É sempre dito que a mulher negra é colocada como parte da classe subalterna, e desvalorizada. Em entrevista exclusiva ao Notícia Preta, a Diretora Executiva do Fundo Agbara, Aline Odara debate a situação da mulher negra brasileira, e o papel de seu projeto em concreto, que é uma entidade que busca justiça para mulheres negras.
Para Aline, a justiça econômica é um caminho viável para solucionar as distorções e desigualdades criadas pelo racismo. “A justiça econômica é um dos pilares mais sólidos para enfrentar as desigualdades estruturais causadas pelo racismo, dentro desse nosso modelo de organização econômica, onde dignidade, oportunidades e bem-viver, passam necessariamente pelo acesso a direitos econômicos. Quando mulheres negras têm acesso a oportunidades, não apenas suas vidas mudam, mas também as de suas famílias e comunidades. Isso cria um efeito que consolida a mudança e quebra as estruturas do racismo”, argumenta a executiva.
Para Aline, o racismo estrutural historicamente negou essas oportunidades, e tem como missão no Fundo Agbara construir soluções holísticas e complexas, transferindo renda, promovendo formações técnicas e sócio emocionais, gerando dados, fazendo incidência política baseada em evidências, entre outras soluções que só a visão interseccional de mulheres negras é capaz de criar.
Segundo o DataSenado, a maior parte das mulheres negras que não têm renda suficiente para se manter e que sofreram violência doméstica, convivem com o agressor. O último relatório do Observatório Brasileiro das Desigualdades também mostra que a Insegurança alimentar é maior para mulheres negras.
Formada em pedagogia e ciências sociais, Aline se sente uma mulher mobilizadora desde a infância. E guarda muitas memórias mobilizando outras crianças pra buscar recursos e criar espaços e infâncias mais lúdicas.
“Sempre liderei e gostei de liderar. Era uma criança muito sonhadora, mas com a chegada da adolescência e aquele sentimento intenso de inadequação de jovens negros, com as responsabilidades que foram chegando, como o cuidado com a casa e meu irmão mais novo, eu parei de sonhar. Não tinha mais ambições. Queria apenas terminar a escola e partir para o mercado formal de trabalho. Não pensava sequer em fazer faculdade. Mas em todas as fases me acompanhava um sentimento tímido de que eu ainda faria algo grande e relevante na vida”, contou ela sobre sua infância.
Não sabia exatamente o que seria, mas aos 34 anos resgatou a liderança potente que havia dentro de si, para liderar a criação de um “despretensioso” projeto que viria a se tornar o fenômeno que é o Fundo Agbara, o primeiro fundo de mulheres negras do Brasil.

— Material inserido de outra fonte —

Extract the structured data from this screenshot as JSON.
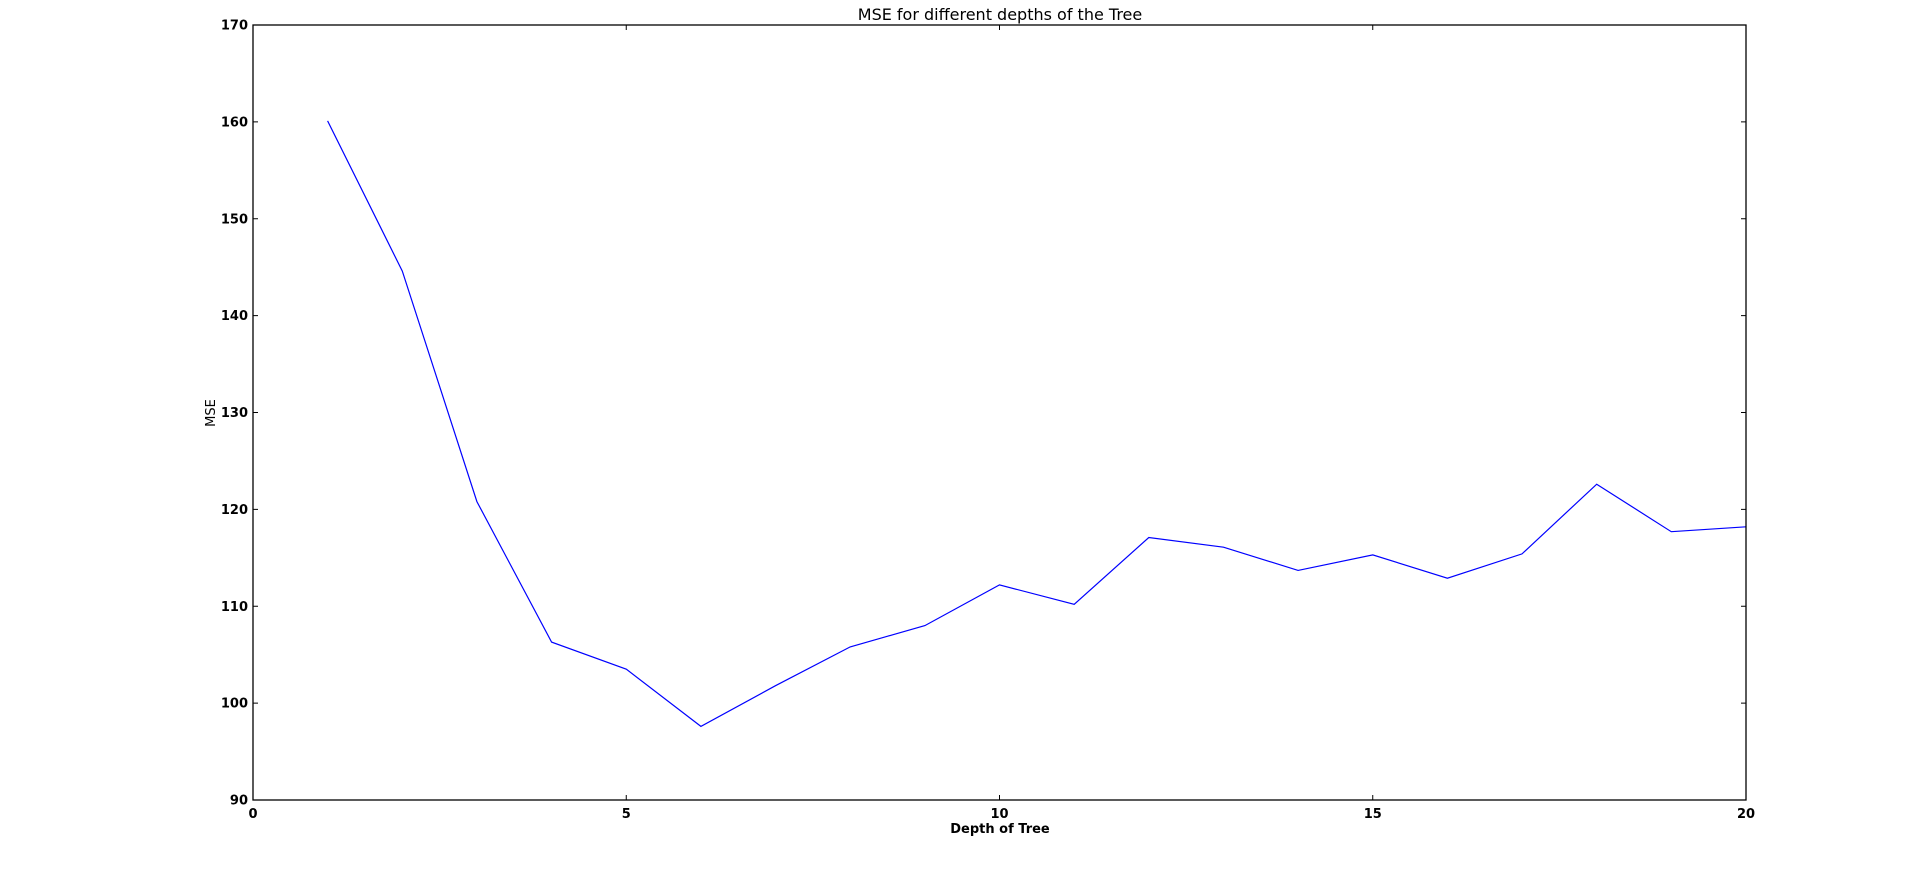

Aline tem o reconhecimento da realidade concreta como estratégia para modificar esse panorama de subalternização da mulher negra, ela explica que o fundo atua em três frentes principais: capacitação, financiamento e visibilidade. Além de promover programas de formação que ampliam o acesso a ferramentas para desenvolvimento pessoal e profissional. Também oferece apoio financeiro por meio de investimentos direcionados a iniciativas lideradas por mulheres negras.
“Minha formação em ciências sociais e pedagogia foi a base para entender os mecanismos que perpetuam as desigualdades. Sempre vi a educação como uma ferramenta de libertação, e isso sustenta minha visão. Hoje em dia entendo que, para além da acesso a educação superior de qualidade, precisamos criar oportunidades reais de inclusão produtiva da população negra, ou então criaremos um imenso exército de pessoas negras altamente qualificadas, mas desempregadas”, explica.
Segundo ela, a criação do Fundo Agbara foi uma resposta à necessidade de agir de forma mais direta e prática durante a pandemia. Após o início do fundo, ela aprofundou seus estudos em gênero e raça, porque entendia que esses temas são inseparáveis quando se fala de justiça para mulheres negras.
“É um processo de pesquisa e aprendizagem contínuas, além de muita curiosidade, o que me faz entender cada vez mais como articular soluções efetivas. Hoje, o Fundo Agbara é a materialização dessa trajetória, unindo teoria e prática para gerar impacto e promover emancipação socioeconômica e bem-viver para mulheres negras de todo o Brasil”, concluiu.